Tempting the Billionaire (Love in the Balance 1)
Page 30
And he wasn’t the only one of them struggling with boundaries. This morning she’d been salivating over a part of his anatomy well outside the “friend zone.” Even now, the memory made parts of him stand taller. At her door, he raised a fist to announce his arrival, stopping just short of knocking. Her door was closed? Crickitt never shut her door.
Since she’d started working for him, he found himself following her lead, propping his door open more often than not. When he asked her why the “open-door policy,” she claimed the barricade would only slow her down. To her point, she did run around this place like her hair was on fire. He blamed the complimentary coffee bar down the hall at first, but seeing how quickly she fled after kissing him, he’d concluded warp was her normal speed.
He lifted his hand again, but this time, Crickitt’s raised voice stopped him cold.
“How can you say that?” she spat in a tone accusatory and hurting at the same time. “I buried nine years of marriage because you wanted out. You stopped loving me first. Don’t forget that.”
Whoa. Shane retreated from the door, even as he felt a surge of protectiveness for her well up within him. But he didn’t dare go in. It was a private conversation and none of his business. He backpedaled to his office, watching her closed door for two more seconds before pulling his door to as quietly as possible.
Forget you heard any of it, some part of him silently warned.
At his desk, Shane leafed through his mesh in-box and found a stack of phone calls to return. He reread the same one four times without comprehension before tossing it aside and slumping in his chair. He couldn’t forget her words or the painful undercurrent in her voice when she said them.

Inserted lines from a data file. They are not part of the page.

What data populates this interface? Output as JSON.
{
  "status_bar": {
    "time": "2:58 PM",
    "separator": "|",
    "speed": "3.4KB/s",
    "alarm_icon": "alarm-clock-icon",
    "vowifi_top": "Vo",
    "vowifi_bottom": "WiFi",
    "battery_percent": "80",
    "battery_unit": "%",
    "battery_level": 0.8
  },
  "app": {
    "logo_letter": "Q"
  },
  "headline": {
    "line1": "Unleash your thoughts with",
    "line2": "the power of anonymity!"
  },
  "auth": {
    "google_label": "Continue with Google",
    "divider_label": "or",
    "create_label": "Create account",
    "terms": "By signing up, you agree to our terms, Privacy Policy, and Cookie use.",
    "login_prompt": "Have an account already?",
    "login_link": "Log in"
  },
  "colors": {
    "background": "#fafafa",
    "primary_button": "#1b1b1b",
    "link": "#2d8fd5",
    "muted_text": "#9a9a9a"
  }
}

You stopped loving me first.
The words echoed in his head once, twice, and just for kicks, looped a third time and kneed him in the nuts. Something about the phrase sent a graveyard chill over his skin, made him want to ignore the emotions that came with it. Ugly, banished, and best left in the dark.
You stopped loving me first.
It wasn’t as if he’d been close enough to a woman to commit the same crime as Crickitt’s jerk of an ex-husband. Shane made sure not to get to the point where deep feelings came into play. And because he always set expectations, the women he’d been involved with in the past hadn’t left brokenhearted, just pissed off.
So, why were her accusatory words eating at him?
Then he thought of his dad, and a shiver of hair stood on the back of his neck.
Bingo! I think we have a winner.
Shane shrugged, tried to dismiss the thought. But he couldn’t. The truth was he’d felt exactly the kind of betrayal Crickitt was feeling right now. He knew too well the consequences of love unreciprocated. And if his father was here, and Shane blurted out those same words, they’d ring as true and hit as hard.
The fact was his dad couldn’t handle losing his mom, and after had turned into one rough, mean sonofabitch. Since his father’s death, he’d struggled to reconcile his father’s accusations. Surely, the man had known what happened when Shane was a kid was an accident. All Shane wanted back then was to hang with his friends. How was he supposed to know that the one day he left his mother unattended she’d have a seizure?
“Shane?”
He jerked out of his thoughts and focused on Crickitt’s curly head peeking through his door.
“Didn’t you hear me knock?” she asked.
Shane busied his hands stacking the notes back into his wire in-basket. He muttered an apology and put on a fake smile. “Come in.”
“Is something wrong?” She scanned his face, her brow furrowing.
“Oh, uh…headache,” he lied. He never traipsed down briar-filled memory lane. Not at home, and certainly not at work. Thankfully, Crickitt interrupted his full-on nosedive. He could practically smell the ozone burning around him.
“Lucky you.” Crickitt clapped her hands and rubbed them together Mr. Miyagi style. “I can help.”
“With what?” he asked as she crested his desk.
“Your headache, silly.”
“Right.” His imaginary headache, which, ironically, was developing this very instant.
Crickitt placed her hands on each of the arms of his chair and spun him to face her. As she hovered close, he couldn’t escape the sugary scent of her. His mouth watered. She didn’t look like a woman who’d minutes ago gone a few rounds with her scumbag ex. Her eyes were bright and clear, her face relaxed.
She leaned in, feathering his hair away from his temples and placed the first two fingers of each hand on either side of his head. Her touch was expert, tantalizing. He felt her breath on his forehead as she muttered, “You are going to thank me so hard.” His gaze traveled to her lips, where she wore the most adorable cheeky grin. He forced his eyes away from her mouth before he hauled her into his lap and kissed her senseless.